Now a confident 17-year-old pageant queen (named Miss Broken Arrow Outstanding Teen in December), Woodrich, who is an incoming senior at Broken Arrow High School, has a platform to set that record straight.
When did you realize you had Tourette syndrome?
I was diagnosed when I was about 7 years old.
After that, what was your journey like?
I was bullied a lot as a kid. Some of my teachers didn’t understand what was happening. For a while, I was ashamed of myself, and I didn’t want people knowing. There was a segment of the “Dr. Phil” show that featured a person with Tourette’s, and this girl had, like, the most severe case. And I thought that was a shame. Because there’s so much more to Tourette’s than cursing or screaming. Less than 10 percent of people who are diagnosed with TS actually do that, and that is called coprolalia.
How does your TS manifest?
My tics get worse when I am anxious.

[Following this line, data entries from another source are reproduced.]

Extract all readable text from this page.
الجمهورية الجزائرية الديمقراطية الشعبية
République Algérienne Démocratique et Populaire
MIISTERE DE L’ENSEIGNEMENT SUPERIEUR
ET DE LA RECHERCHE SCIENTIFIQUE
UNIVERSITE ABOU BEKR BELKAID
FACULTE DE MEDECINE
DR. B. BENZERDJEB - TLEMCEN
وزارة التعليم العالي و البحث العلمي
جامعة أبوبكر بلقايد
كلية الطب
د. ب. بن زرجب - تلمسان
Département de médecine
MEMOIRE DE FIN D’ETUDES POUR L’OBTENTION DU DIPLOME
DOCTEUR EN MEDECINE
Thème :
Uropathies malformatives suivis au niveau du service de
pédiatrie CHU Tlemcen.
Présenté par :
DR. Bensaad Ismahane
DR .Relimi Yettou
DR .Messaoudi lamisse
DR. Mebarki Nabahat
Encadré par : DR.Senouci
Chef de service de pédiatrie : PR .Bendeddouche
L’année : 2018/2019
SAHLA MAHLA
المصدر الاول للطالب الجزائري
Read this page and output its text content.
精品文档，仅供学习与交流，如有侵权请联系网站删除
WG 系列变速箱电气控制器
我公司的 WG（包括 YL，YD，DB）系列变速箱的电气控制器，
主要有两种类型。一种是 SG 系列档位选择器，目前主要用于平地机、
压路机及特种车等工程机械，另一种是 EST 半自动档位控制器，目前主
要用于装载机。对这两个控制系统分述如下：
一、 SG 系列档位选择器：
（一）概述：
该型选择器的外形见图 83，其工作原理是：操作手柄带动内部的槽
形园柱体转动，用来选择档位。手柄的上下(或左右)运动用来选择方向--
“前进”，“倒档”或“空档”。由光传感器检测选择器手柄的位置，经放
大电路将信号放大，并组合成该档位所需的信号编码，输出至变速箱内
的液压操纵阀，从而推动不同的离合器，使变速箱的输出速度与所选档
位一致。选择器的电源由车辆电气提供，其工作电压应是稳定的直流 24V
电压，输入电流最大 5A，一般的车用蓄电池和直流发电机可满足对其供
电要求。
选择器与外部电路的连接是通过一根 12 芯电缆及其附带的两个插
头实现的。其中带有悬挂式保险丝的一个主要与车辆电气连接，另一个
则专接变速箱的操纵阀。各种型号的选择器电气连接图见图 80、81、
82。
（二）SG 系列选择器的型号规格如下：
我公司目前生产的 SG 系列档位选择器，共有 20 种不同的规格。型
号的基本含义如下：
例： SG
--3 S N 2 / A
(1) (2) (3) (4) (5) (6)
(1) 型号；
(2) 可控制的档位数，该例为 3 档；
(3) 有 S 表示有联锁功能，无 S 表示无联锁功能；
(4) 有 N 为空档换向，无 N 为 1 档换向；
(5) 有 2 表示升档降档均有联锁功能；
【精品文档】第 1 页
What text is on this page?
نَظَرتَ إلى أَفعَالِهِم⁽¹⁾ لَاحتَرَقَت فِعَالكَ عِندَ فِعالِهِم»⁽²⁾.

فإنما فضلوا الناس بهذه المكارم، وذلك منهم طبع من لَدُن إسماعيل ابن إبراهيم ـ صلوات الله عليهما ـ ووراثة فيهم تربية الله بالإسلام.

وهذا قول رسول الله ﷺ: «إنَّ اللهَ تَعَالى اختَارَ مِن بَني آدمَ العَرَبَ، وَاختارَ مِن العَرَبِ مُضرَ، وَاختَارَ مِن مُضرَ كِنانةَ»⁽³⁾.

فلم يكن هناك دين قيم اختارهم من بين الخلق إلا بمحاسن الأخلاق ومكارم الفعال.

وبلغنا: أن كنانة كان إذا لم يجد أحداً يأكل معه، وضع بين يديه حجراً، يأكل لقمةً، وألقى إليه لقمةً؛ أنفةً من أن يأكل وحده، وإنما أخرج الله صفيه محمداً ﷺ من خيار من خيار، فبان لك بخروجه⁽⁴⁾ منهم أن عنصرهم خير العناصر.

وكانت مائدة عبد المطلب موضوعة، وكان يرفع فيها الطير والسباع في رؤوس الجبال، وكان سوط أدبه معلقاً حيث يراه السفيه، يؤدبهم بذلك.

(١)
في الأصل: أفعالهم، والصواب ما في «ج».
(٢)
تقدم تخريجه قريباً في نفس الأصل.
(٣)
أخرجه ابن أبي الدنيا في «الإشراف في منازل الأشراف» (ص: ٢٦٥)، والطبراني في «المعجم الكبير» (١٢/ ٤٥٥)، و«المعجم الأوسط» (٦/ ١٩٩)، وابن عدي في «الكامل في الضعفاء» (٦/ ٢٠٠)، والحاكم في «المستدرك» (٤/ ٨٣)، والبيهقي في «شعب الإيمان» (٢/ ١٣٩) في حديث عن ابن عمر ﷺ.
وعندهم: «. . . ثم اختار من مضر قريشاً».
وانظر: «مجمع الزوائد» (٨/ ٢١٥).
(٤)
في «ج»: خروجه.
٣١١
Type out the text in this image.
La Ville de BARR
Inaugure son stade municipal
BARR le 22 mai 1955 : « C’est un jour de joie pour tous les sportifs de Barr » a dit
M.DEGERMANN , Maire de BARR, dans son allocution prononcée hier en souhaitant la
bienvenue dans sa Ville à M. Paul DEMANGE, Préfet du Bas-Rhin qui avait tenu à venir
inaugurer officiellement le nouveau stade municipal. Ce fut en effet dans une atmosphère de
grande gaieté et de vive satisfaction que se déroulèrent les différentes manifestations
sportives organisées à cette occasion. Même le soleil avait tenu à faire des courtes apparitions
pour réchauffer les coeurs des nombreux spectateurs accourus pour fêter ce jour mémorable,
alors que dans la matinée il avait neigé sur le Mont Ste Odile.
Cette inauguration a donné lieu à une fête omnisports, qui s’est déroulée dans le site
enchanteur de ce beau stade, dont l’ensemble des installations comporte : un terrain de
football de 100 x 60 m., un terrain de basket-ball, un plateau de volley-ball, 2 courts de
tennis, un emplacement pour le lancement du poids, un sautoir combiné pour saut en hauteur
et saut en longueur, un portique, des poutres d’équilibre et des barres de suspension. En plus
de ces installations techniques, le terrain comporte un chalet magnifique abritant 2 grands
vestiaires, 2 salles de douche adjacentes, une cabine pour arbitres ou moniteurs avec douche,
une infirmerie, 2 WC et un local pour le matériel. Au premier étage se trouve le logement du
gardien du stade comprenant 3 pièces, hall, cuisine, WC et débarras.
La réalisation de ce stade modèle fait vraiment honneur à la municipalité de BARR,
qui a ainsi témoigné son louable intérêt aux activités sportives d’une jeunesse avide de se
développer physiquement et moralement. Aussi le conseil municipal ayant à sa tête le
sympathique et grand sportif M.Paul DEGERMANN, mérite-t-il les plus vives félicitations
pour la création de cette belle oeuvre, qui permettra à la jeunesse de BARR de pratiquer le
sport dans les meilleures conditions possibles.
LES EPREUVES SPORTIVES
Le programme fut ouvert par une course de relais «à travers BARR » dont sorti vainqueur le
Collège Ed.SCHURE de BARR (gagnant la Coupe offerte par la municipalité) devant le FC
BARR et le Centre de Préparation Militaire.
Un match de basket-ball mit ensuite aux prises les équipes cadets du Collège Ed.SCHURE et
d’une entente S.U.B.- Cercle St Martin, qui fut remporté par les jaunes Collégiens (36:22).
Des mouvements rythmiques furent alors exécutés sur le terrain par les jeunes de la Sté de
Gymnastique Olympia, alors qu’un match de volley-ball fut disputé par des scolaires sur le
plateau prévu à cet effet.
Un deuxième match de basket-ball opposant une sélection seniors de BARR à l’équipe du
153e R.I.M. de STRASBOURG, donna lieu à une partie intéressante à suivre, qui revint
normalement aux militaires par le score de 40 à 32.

Usually they manifest as throat clearing, or coughing over and over. These are called vocal tics. Sometimes I do things like bending at the waist several times in a row or twitching my face. These are called motor tics.
How did having TS motivate you to start doing pageants?
I just realized I had this built-in platform. I wanted to educate others and show them that a person with Tourette’s can win a beauty pageant — that we’re not so different.
Does TS present unique challenges during pageants?
I stutter in the interview room. But when I’m on stage, everything goes away. When I’m on stage I’m not any different than any of the other girls. I’m just having fun.
You were recently named a youth ambassador for the National Tourette Association of America. What was that like?
I spent two days getting trained in how to talk to people about Tourette’s. The next day we went to Capitol Hill and we spoke to members of Congress and senators. I also was awarded a Certificate of Special Congressional Recognition.
Before the conference, had you ever been around other kids with TS?
I never knew anyone who had it. So, when I went there, it was a shock, like, wow, I’m not the only one. It was wonderful. If I needed to tic, or if I stuttered, no one judged me. I met a girl who does the Miss Maryland Outstanding Teen pageant system, and her platform is also Tourette syndrome awareness. We talk every day, and we’ve honestly become best friends.
What’s the ultimate goal in raising awareness?
Once people get a better understanding of what it’s really like, then maybe getting more funding will be easier. We were able to get an extra $2 billion (from the federal government) for this fiscal year. That covers every neurological disorder — which is awesome — but only $4 million of that goes to Tourette’s research. It is estimated that one out of every 100 schoolchildren has Tourette’s or another tic disorder, so this is not very much money considering how many people are affected.
Have there been moments when you felt like giving up?
People still pick on me. Honestly some days I wish I didn’t have this. But then I realize what all I’ve done and that I am educating others so they can understand. And that makes it all worth it.